Sunday, May 31, 2009

A man, a chain saw, and the faeries

Circle round, and I'll tell you a tale. If you are open to the existence of wee folk that we humans cannot usually see, then this is a tale of how not to live with them. If you don't believe in such things, then this is a tale of blundering stubborn oaf and a power tool.

Early last winter, between Samhain and Yule, we were looking forward to cutting our Yule tree (Christmas for ye folke from the Dominant Culture). When we bought this place, we were told the big blue spruce growing very close to the septic tank should come out, since the roots would foul up the workings of the septic system. Being cheap (OK, poor), I suggested that we use the top of the spruce for our Yule decoration. All assented, though I would have hoped for more enthusiasm.

The first Saturday in December has been the Appointed Day for several years, but on that day, we all woke up surly, grumpy and ready to bite off each other's heads. After a morning full of arguments, we decided that perhaps today wasn't the day to cut a tree. End of story? Not quite. Being the stubborn male with the chain saw, I was still game to cut 'er down, especially when the grumpies had faded by mid-afternoon.

I dressed in my warm coveralls and ventured forth in the ass-deep (almost) snow. It really was over my knees, though. The chain saw was, of course, sluggish to start, but aren't they always? Finally, it roared (coughed) to life. I trimmed a few branches, then made my box cut on the side of the trunk away from the house. As I made the back cut, with only inches to go, the saw got pinched by the weight of the tree. As I studied it again, with the added eight of the snow, the tree was leaning back toward the house.

After some futile tugging on a couple branches, I gave up. Time for a mechanical assist. I tied a rope around the trunk as high as I could reach, stretched the other end toward the driveway, then backed the van up toward the rope. Not quite long enough. I fired up the trusty snowblower and cleared a bit more driveway. Just as I finished, the damn thing ran out of gas. For a normal snowblower, this would not be a big deal. But mine has an electric start. Only. The pull rope was missing. I had to drag the damn thing backward all the way to the garage.

By now the wind was howling as if to say, "How dense are you? We told you not to do this!" I had my wife back up the van, and I tied on the rope. With a bit of pull the tree finally fell! Now I had a tree top to cut off and drag through ass-deep snow. I made the cut, looked at our Yule tree lying on its side, and cut off another foot. Then came the dragging, rolling, cursing, and dragging.

The sun was sliding over the western hill as I got the thing to the front porch. After the usual 2 or 3 attempts and fiddling, I got the stand on, and it looked OK. Now the base of this tree was about eight feet wide, but we have a double front door. So with cold bare hands, I took out the center post (removeable) and opened the other door. Soon the snow-covered tree was inside! There it lay while I ate supper, and the snow melted into giant puddles on the entryway floor.

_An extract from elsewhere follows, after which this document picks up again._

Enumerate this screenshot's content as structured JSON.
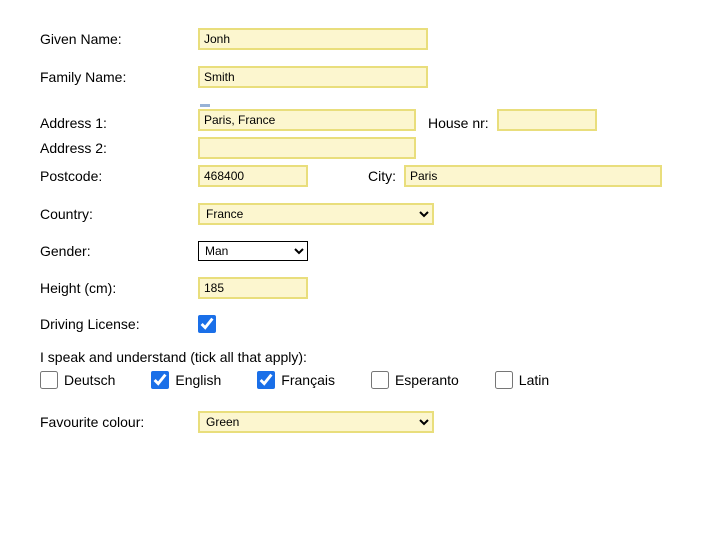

Refreshed and energized, I dragged and lugged the tree monster to the family room, with its cathedral ceiling. With a bit more tweaking and snapping at my wife, I got the thing to stand up. Minutes later, for the first time in my life, the tree fell over. More adjusting, and I tried again. This time it stood up! But the base was way too wide; we couldn't move through the room. With a pruning saw, since we were inside, I took care of the giant lower boughs. Looks great, I thought. Then my wife noticed the fresh cuts were dripping sap onto the carpet. I guess that happens with really fresh trees. Soon, the cuts were bedecked with tufts of cotton. Looked just like snow!

The next moring, we decided to tackle the lights. Yes, I tested all the strings before putting them on the tree, but by the time I was half done, two strings were dead. Not just one like in a normal year! Thank goodness for lights on sale after Thanksgiving.

As long as that tree was in the house, we felt uneasy. There was a general agitation, as if something or someone was not happy. There were strange noises, flashes of movement, and breathes of air on the back of one's neck. As I write this, the lower trunk of the tree still rests where it fell.

Now every good tale has a moral, right? This adventure taught me to heed those instincts! If you feel like you shouldn't do something, don't do it! If something is harder than it needs to be, there may be forces at work against you! Call them faeries, tree spirits, or what you will, they can make life difficult if they want to. Next year, we're going to BUY a tree. A nice, SMALL tree. Let me be the first to wish you a happy Yule!

1 comment:

  1. Yes, the subconscious is ignored way too often. I want a t-shirt that says, "I just do what the voices in my head tell me to do."

    For better or worst, I have an artificial tree. I'm lacking in time and energy to do all that needs to be done now that I am divorced, and pine needles in the carpet are no fun. My evergreens are still growing outside.